Le 25 août dernier, Dominique Fernandez, auteur de Dans la main de l'Ange, prix Goncourt 1982, a fêté ses 97 ans. À l'en croire, il se porte très bien. Jamais il ne reprendrait à son compte le mot du général de Gaulle à propos du maréchal Pétain : « La vieillesse est un naufrage. »
Car non seulement il fait chaque jour dix ou douze longueurs en piscine, mais il a aussi toute sa tête. « Cheveux, dents, gorge, foie, reins, digestion, circulation, articulations, tout semble en place et en assez bon état », confie-t-il. Si le grand âge a ses inconvénients, contre lesquels il peste (étiolement des muscles, peur de trébucher, grande fatigue), il a également ses vertus.
Une liberté retrouvée
Désormais, Fernandez est libre de son temps. Une année lui suffit pour écrire un livre, quand il lui en fallait autrefois trois ou quatre. Il n'est plus contraint d'avoir une vie sociale, même s'il regrette de trouver sa boîte aux lettres vide et de ne plus recevoir d'invitations à dîner. Il s'économise et se prive de ce qui n'est pas indispensable : « Je m'enrichis de tout ce dont je me débarrasse. »
Il juge que la vieillesse favorise la sincérité, qu'il peut enfin tout avouer, quitte à déplaire. Et s'il a mis une croix sur l'amour physique, il considère que « l'amour sans le sexe est la forme supérieure de l'amour ».
« Notre passé commun s'éteindra avec moi »
Dans ce petit traité du bien vieillir, où il en appelle aux philosophes, aux romanciers, aux peintres, et se proclame plus que jamais russophile, Dominique Fernandez ne cache pas être un privilégié.
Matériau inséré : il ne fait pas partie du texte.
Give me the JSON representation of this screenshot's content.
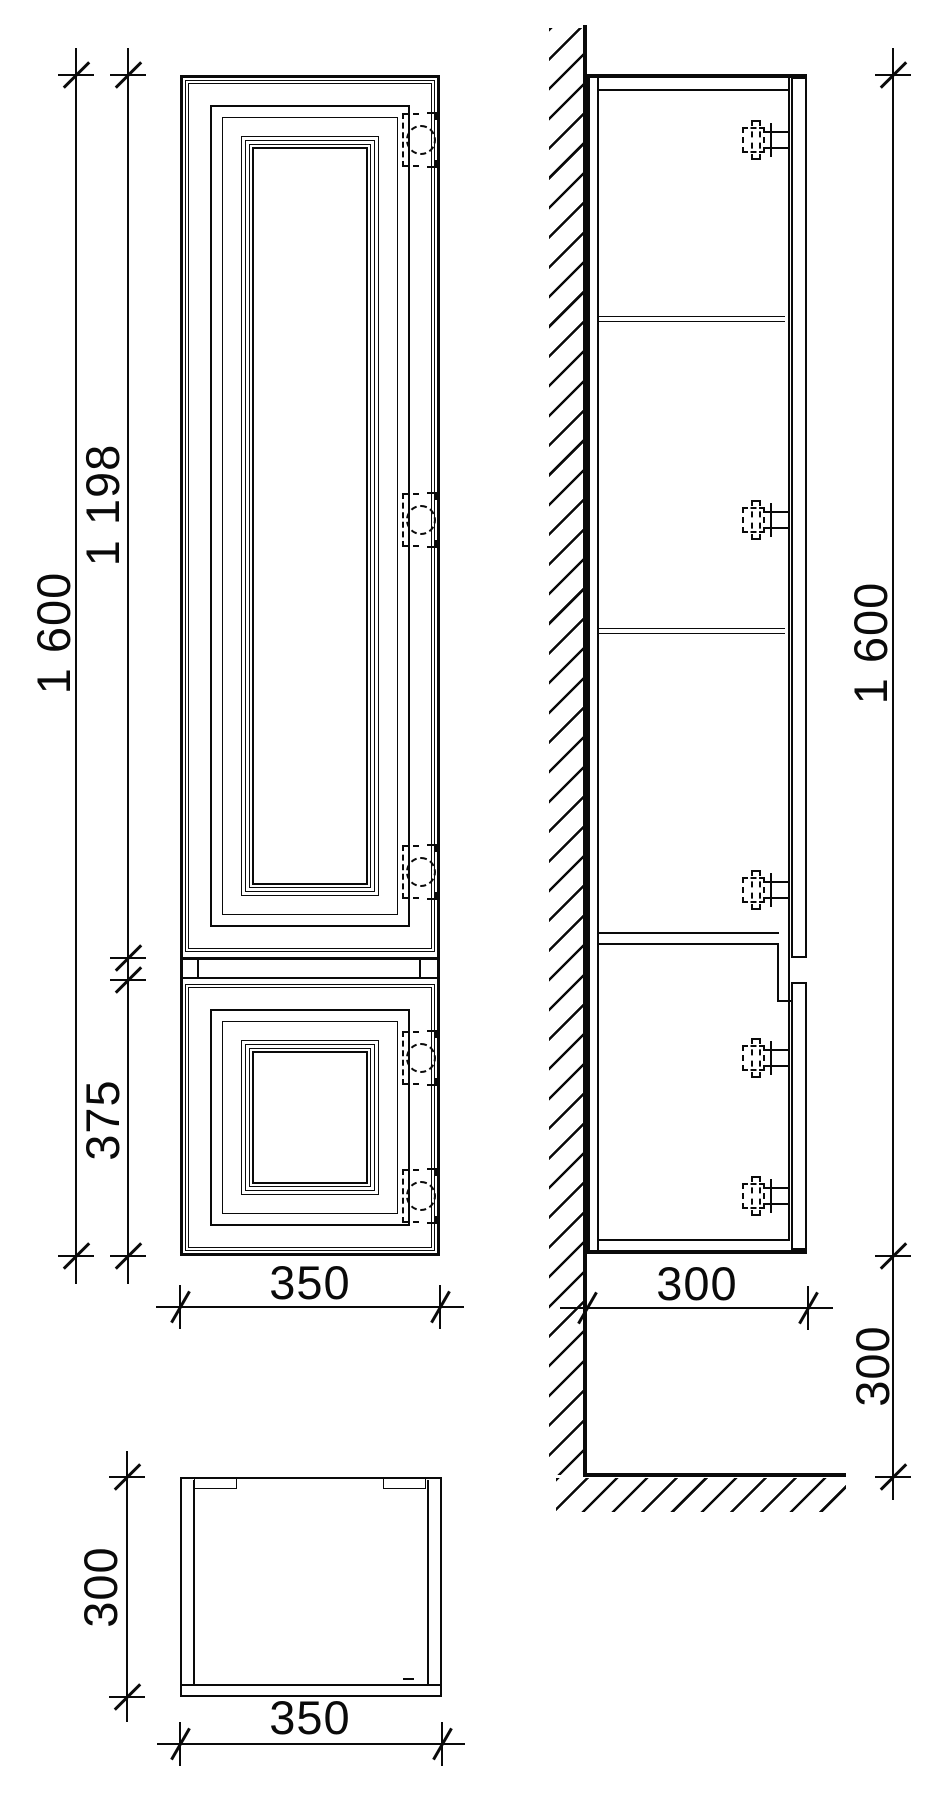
{
  "drawing": {
    "kind": "cabinet-technical-drawing",
    "views": {
      "front": {
        "name": "front elevation",
        "dims": {
          "overall_height": {
            "label": "1 600",
            "orientation": "vertical"
          },
          "upper_door_height": {
            "label": "1 198",
            "orientation": "vertical"
          },
          "lower_door_height": {
            "label": "375",
            "orientation": "vertical"
          },
          "width": {
            "label": "350",
            "orientation": "horizontal"
          }
        }
      },
      "side": {
        "name": "side section at wall",
        "dims": {
          "overall_height": {
            "label": "1 600",
            "orientation": "vertical"
          },
          "depth": {
            "label": "300",
            "orientation": "horizontal"
          },
          "floor_clearance": {
            "label": "300",
            "orientation": "vertical"
          }
        }
      },
      "plan": {
        "name": "top plan",
        "dims": {
          "depth": {
            "label": "300",
            "orientation": "vertical"
          },
          "width": {
            "label": "350",
            "orientation": "horizontal"
          }
        }
      }
    },
    "style": {
      "line_color": "#0a0a0a",
      "background": "#ffffff"
    }
  }
}
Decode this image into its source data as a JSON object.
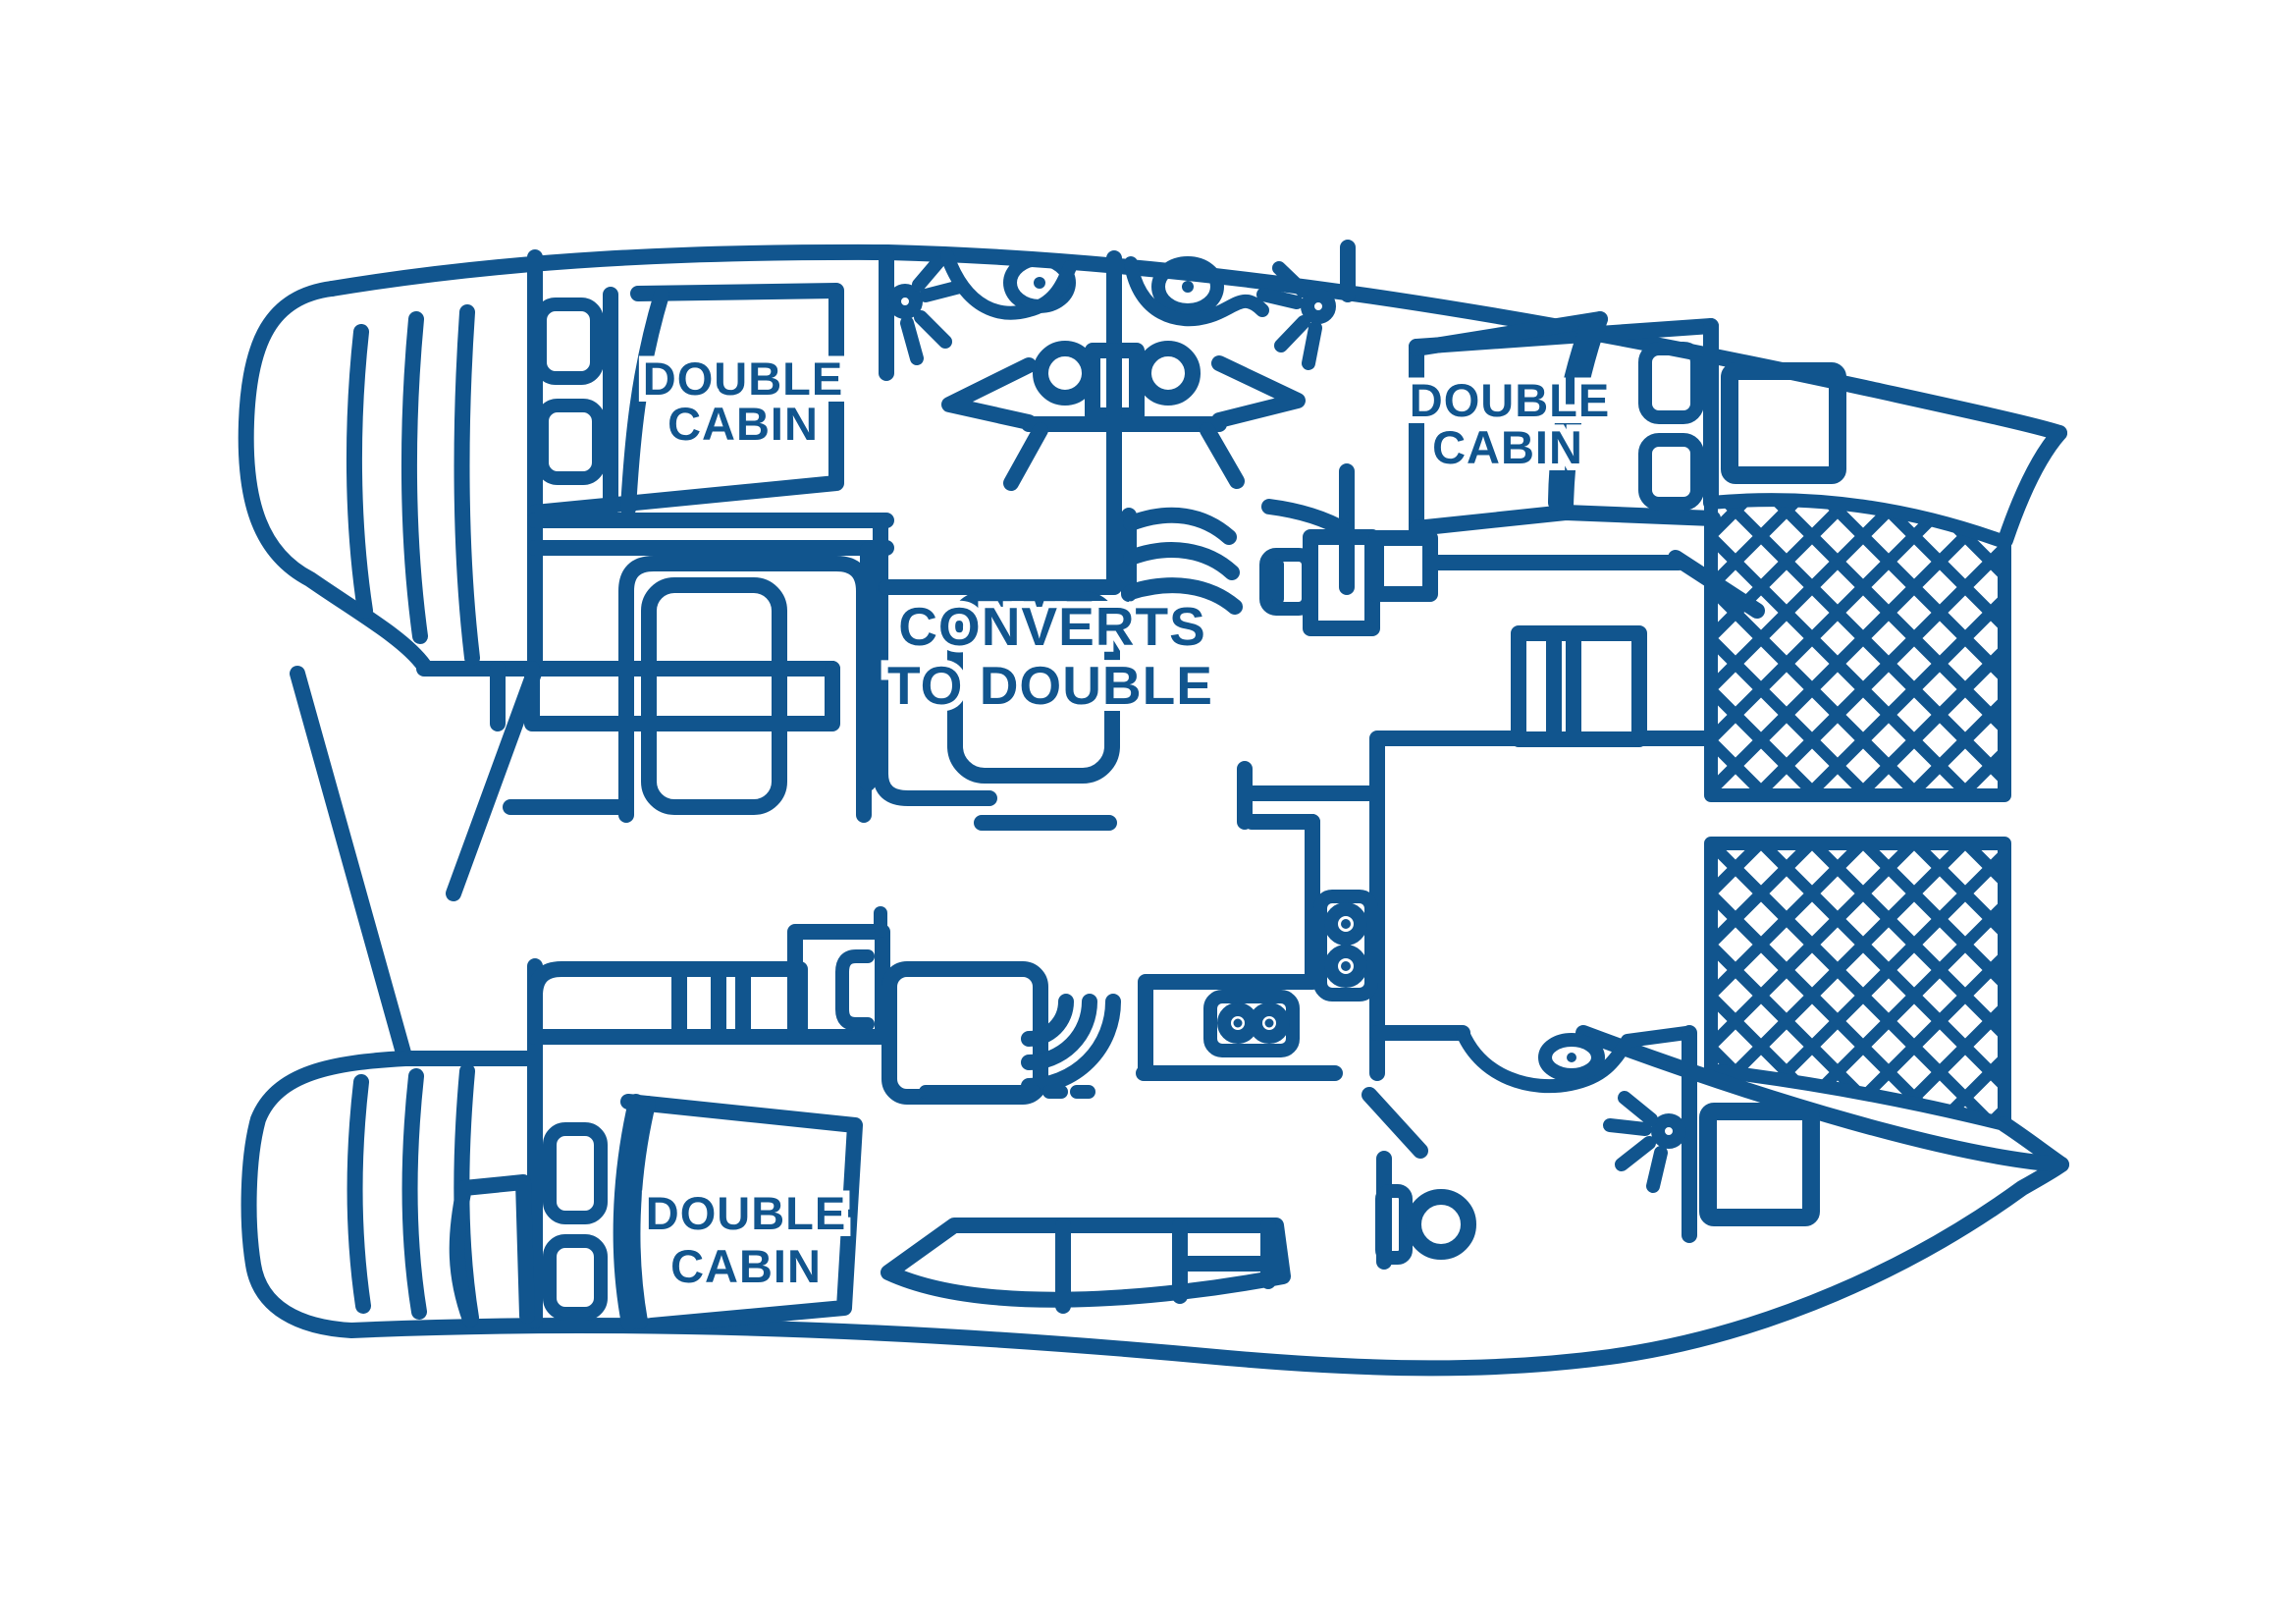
{
  "diagram": {
    "type": "boat-floorplan",
    "subject": "catamaran layout, bow to the right, twin hulls with bridge-deck salon and bow trampolines"
  },
  "colors": {
    "line": "#11558e",
    "background": "#ffffff"
  },
  "labels": {
    "cabin_top_aft": {
      "line1": "DOUBLE",
      "line2": "CABIN"
    },
    "cabin_top_forward": {
      "line1": "DOUBLE",
      "line2": "CABIN"
    },
    "cabin_bottom_aft": {
      "line1": "DOUBLE",
      "line2": "CABIN"
    },
    "salon": {
      "line1": "CONVERTS",
      "line2": "TO DOUBLE"
    }
  }
}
Il est de forte constitution, habite chez lui, dans le 9e arrondissement de Paris, et vit avec un compagnon, de quarante-quatre ans son cadet.
Grâce à sa retraite de l'Éducation nationale, ses droits d'auteur et les 120 euros mensuels versés à chaque académicien, il n'a pas de soucis d'argent. Son plus grand regret ? Avoir perdu celles et ceux de son âge qu'il a tant aimés. « Me voilà désormais l'unique gardien de nos souvenirs. Notre passé commun s'éteindra avec moi. »
Un hommage aux disparus
Il ne s'éteindra pas totalement, car Fernandez rassemble, dans un autre livre, ses amis disparus. Il salue ses grands aînés, François Mauriac, Darius Milhaud, Alberto Moravia, et dit adieu aux contemporains qui lui manquent : Jean-Claude Fasquelle et Yves Berger, ses éditeurs chez Grasset, Hélène Carrère d'Encausse, Angelo Rinaldi, Michel Tournier ou Milan Kundera.
Un chapitre gorgé de gratitude est consacré à Edmonde Charles-Roux, qui ne manqua jamais une occasion de défendre la cause des gays, et à Gaston Defferre, avec qui « c'était un régal de se promener dans Marseille, où il connaissait tout le monde, jusqu'au simple éboueur, dont il serrait la main ». Elles et ils sont morts, mais Dominique Fernandez continue de les aimer. Avec art.
Tout n'est pas si noir. Essai sur la vieillesse, de Dominique Fernandez, Ed. Philippe Rey, 192 p., 20 €. À vous, troupe légère, Grasset, 320 p., 22 €.